When in fact there is currently no reason for us to adopt negative expectations.

They talk of a degree of stagnation in the retail market.

Well, there is.

But we cannot escape the fact that at a time of high petrol prices we are witnessing unprecedented levels of traffic congestion.

This does not apply to Istanbul alone.

The same complaints are even heard in small towns.

In other words, citizens are continuing to use private vehicles.

Road haulage is still operating at a high capacity.

So the wheels of the economy are turning.

* * *

If the economy is on track why is this not reflected in the citizens’ pocket I hear you asking.

There is undoubtedly a certain amount of truth to this.

The citizen has still to reap the full benefits of growth in the economy.

But do not forget that in 2001 we underwent a very serious economic crisis.

We have yet to shake off the effects of that crisis.

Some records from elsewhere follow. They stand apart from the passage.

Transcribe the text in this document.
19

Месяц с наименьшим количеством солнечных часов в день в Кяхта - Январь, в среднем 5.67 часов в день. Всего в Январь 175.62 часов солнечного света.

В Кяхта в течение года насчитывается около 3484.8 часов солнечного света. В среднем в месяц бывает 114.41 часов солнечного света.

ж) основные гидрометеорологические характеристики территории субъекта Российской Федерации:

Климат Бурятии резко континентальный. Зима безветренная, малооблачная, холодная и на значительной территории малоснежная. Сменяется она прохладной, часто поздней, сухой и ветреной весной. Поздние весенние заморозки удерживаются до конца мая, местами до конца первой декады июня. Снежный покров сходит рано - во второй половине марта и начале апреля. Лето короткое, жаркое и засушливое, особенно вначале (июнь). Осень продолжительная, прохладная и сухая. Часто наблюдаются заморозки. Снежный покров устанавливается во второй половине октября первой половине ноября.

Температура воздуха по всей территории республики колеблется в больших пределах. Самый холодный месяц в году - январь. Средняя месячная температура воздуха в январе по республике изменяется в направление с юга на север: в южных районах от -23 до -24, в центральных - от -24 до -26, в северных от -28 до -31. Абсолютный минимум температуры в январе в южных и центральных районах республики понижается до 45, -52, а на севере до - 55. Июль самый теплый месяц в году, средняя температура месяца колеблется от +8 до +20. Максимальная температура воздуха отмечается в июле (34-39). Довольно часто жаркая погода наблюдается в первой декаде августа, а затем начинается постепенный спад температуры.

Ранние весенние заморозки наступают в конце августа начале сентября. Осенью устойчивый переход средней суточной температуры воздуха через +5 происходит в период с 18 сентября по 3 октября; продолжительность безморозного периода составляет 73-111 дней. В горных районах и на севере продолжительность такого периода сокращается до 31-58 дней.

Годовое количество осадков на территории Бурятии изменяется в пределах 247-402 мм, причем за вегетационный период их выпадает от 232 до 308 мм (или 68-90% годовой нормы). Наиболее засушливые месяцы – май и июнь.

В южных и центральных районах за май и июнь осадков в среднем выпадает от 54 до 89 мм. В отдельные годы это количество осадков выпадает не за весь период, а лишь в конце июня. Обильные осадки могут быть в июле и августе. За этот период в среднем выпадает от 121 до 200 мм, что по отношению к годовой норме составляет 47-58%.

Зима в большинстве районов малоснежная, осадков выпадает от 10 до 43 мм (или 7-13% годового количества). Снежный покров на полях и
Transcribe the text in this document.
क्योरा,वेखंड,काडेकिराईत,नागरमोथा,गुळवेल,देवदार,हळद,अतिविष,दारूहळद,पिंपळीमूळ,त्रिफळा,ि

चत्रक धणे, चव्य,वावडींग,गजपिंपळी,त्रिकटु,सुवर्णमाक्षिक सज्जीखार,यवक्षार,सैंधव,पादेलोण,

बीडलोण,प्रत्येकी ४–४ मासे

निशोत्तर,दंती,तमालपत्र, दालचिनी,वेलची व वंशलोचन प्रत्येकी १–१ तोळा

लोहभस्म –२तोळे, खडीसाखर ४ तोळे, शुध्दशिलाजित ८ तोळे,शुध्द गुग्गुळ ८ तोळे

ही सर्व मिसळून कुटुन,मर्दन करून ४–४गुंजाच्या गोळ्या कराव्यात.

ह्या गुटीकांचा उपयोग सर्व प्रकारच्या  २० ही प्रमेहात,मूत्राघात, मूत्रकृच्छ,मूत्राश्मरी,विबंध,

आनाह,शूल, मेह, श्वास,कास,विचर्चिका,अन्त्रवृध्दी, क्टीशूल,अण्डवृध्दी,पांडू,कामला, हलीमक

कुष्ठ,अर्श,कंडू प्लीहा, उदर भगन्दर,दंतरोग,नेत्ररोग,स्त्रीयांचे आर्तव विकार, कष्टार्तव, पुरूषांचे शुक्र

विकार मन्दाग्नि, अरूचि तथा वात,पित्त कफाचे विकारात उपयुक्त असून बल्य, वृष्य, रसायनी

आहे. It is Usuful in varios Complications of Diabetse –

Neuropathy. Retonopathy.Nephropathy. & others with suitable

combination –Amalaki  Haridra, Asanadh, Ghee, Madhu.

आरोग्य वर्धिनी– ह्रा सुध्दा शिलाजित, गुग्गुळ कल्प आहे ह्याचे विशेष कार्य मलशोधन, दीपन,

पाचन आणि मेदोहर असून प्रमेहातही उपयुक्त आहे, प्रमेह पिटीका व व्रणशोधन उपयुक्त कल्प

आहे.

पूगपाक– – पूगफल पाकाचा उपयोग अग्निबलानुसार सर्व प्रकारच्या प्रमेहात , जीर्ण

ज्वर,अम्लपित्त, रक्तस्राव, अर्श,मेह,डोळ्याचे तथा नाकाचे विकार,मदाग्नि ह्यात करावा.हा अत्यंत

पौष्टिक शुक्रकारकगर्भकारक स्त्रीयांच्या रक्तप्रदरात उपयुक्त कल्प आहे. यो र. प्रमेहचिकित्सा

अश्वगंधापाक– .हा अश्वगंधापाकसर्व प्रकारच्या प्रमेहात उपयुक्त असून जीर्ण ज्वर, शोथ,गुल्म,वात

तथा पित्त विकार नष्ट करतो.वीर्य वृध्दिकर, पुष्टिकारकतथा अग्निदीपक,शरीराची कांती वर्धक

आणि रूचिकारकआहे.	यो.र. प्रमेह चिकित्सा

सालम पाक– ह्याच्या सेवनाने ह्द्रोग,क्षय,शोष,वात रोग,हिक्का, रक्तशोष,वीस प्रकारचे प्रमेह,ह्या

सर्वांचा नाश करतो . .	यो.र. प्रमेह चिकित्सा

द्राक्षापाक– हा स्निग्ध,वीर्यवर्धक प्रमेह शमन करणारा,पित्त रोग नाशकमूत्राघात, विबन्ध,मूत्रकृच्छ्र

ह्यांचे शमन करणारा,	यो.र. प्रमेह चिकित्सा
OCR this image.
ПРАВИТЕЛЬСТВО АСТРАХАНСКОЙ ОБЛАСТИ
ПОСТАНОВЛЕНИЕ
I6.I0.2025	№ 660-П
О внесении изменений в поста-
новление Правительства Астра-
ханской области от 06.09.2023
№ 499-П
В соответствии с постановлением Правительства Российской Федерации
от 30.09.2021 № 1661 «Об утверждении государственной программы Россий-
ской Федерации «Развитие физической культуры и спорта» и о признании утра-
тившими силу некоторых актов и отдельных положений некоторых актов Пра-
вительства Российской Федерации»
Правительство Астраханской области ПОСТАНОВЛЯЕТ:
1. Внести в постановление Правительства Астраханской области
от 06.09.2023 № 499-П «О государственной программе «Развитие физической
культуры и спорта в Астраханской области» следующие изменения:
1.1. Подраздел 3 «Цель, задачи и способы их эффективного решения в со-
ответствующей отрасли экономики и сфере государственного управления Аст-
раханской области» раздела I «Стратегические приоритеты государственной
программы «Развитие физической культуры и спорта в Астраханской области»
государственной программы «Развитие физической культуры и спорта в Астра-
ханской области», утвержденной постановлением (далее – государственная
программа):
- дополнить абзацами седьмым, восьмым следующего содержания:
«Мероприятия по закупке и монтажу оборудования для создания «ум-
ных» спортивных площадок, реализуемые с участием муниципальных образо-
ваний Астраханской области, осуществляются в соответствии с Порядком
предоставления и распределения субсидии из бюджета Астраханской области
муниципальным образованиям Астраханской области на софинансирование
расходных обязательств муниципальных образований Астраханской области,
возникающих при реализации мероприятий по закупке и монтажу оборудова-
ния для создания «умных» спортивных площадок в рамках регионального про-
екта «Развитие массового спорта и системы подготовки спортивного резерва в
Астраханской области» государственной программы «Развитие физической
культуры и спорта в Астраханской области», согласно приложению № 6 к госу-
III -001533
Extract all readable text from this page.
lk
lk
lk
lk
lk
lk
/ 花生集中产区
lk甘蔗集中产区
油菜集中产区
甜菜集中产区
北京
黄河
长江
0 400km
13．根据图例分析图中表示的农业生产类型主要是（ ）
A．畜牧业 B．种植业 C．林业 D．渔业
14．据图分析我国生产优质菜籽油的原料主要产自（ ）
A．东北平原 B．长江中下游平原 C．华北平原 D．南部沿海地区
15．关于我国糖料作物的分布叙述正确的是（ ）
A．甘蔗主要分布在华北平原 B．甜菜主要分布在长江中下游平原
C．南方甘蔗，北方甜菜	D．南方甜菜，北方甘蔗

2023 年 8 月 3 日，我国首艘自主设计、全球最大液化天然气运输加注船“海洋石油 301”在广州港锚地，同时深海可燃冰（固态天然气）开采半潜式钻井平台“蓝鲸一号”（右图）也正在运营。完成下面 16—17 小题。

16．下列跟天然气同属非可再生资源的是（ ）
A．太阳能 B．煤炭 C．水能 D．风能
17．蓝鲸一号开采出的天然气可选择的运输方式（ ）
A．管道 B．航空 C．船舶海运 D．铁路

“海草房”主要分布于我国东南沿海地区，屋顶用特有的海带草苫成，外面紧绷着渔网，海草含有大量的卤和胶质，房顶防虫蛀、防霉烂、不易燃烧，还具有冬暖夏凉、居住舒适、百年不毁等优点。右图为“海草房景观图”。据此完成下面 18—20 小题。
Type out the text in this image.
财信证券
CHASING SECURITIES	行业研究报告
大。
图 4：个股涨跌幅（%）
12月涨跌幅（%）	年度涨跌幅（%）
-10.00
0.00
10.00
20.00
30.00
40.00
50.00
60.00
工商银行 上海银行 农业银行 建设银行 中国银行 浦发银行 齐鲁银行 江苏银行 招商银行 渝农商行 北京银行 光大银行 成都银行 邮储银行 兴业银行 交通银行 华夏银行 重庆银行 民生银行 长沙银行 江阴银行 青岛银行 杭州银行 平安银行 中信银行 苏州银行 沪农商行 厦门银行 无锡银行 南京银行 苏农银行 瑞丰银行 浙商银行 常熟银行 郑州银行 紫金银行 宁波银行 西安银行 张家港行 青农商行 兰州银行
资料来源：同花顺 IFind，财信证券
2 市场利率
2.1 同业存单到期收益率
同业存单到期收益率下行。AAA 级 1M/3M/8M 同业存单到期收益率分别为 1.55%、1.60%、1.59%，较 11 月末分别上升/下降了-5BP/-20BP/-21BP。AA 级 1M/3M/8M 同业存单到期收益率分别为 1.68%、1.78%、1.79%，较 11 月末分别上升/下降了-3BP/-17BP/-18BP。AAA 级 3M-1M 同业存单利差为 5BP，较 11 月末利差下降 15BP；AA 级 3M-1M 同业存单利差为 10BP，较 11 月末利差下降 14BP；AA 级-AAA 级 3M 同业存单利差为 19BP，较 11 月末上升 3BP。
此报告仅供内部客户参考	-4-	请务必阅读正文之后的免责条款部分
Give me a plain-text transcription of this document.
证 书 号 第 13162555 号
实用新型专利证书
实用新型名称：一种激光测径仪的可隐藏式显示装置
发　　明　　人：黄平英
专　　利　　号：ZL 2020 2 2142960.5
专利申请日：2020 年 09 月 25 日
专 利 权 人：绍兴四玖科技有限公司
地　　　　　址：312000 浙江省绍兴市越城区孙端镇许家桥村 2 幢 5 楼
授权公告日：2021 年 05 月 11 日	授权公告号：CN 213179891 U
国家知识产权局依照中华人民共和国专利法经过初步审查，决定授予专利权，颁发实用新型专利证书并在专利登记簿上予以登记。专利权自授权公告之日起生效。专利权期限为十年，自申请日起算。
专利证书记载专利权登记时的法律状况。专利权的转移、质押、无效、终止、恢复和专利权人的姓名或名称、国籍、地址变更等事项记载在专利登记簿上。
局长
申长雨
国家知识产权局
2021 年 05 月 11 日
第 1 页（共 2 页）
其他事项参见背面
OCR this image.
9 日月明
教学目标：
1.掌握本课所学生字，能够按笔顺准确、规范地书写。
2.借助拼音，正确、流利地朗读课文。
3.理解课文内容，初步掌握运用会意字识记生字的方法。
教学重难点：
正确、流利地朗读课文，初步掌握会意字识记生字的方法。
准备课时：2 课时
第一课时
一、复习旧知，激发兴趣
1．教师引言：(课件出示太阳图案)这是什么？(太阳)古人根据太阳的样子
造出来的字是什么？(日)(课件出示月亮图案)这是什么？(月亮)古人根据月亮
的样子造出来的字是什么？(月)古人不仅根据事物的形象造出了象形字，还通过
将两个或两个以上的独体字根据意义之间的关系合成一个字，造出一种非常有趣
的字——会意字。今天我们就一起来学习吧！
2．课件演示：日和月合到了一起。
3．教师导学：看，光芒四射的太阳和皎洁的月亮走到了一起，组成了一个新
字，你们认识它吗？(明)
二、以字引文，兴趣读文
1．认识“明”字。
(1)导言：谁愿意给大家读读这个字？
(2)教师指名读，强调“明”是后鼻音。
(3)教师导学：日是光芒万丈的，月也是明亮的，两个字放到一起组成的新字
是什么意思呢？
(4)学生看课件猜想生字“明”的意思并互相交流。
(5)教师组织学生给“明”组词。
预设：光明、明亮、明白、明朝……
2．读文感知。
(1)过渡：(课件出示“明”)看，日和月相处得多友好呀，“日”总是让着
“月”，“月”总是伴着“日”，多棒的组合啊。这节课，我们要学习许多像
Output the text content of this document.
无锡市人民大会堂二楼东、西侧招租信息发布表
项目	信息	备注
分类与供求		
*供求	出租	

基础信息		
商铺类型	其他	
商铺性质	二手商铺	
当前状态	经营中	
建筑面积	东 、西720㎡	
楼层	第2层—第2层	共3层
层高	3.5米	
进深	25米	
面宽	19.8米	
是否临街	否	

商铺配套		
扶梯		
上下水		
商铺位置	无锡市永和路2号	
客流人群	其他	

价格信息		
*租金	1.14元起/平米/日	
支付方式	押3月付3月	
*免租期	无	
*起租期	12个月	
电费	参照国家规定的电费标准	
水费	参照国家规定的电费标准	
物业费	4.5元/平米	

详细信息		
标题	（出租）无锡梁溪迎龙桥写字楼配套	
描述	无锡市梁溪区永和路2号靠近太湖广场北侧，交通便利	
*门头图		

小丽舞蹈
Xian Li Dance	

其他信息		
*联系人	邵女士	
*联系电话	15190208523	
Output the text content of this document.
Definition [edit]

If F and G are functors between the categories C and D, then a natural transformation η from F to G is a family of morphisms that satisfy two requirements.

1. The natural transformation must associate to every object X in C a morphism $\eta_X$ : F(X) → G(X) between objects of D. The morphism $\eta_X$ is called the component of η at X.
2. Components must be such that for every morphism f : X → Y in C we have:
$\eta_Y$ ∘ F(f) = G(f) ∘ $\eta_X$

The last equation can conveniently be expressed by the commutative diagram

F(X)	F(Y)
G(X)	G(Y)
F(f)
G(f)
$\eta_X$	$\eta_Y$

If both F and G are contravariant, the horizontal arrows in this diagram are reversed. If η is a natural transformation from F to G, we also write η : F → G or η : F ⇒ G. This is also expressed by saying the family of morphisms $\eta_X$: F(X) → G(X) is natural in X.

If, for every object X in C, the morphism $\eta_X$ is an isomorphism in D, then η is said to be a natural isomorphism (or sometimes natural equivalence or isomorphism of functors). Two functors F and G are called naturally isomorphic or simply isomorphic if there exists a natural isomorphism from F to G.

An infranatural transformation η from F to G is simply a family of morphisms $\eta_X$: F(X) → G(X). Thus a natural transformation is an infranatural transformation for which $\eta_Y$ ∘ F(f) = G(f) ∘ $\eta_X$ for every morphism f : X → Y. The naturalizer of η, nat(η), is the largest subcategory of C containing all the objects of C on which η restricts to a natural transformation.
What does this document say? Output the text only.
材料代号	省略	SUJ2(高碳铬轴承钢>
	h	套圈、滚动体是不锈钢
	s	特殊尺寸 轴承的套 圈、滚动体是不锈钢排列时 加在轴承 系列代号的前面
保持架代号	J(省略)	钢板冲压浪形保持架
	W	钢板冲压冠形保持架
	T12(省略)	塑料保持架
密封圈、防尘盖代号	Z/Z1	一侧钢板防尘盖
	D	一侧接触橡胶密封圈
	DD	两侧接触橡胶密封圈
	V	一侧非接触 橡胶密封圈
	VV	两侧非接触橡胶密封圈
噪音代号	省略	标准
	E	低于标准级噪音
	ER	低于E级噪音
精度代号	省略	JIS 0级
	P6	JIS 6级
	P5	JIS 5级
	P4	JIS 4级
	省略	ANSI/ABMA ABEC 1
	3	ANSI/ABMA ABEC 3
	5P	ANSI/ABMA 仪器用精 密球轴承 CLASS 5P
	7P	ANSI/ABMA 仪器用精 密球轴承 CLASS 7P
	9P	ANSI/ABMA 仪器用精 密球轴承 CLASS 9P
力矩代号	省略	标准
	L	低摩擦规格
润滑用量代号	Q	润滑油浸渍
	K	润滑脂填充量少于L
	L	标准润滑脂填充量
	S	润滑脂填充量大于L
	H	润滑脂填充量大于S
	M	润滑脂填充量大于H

Aged couples in the United States of America have still not forgotten the crisis of 1929. Even if they had no first hand experience of this crisis, the experiences of their grandfathers have been handed down from generation to generation.

* * *

Turkey is currently bandaging its past economic wounds.

It will continue to bandage them for a while longer.

But all of us know one thing well.

Ordinary people are living better now than they were four or five years ago.

Per capita income has risen to five thousand dollars.

On a purchasing parity basis, this is equivalent to seven or eight thousand dollars.

Per capita income of ten dollars is no longer an idle dream.

It may even soon become true.

Nobody should have any doubts that our children will live better lives than ourselves.

* * *

So what could upset this positive outlook?

In the first place, terrorism.

Then matters like the alcohol ban and headscarves that could harm Turkey’s image.

And these would undoubtedly strain our relations with the EU.

I believe Prime-Minister Tayyip Erdođan possesses sufficient intelligence and common sense to be aware of these possibilities.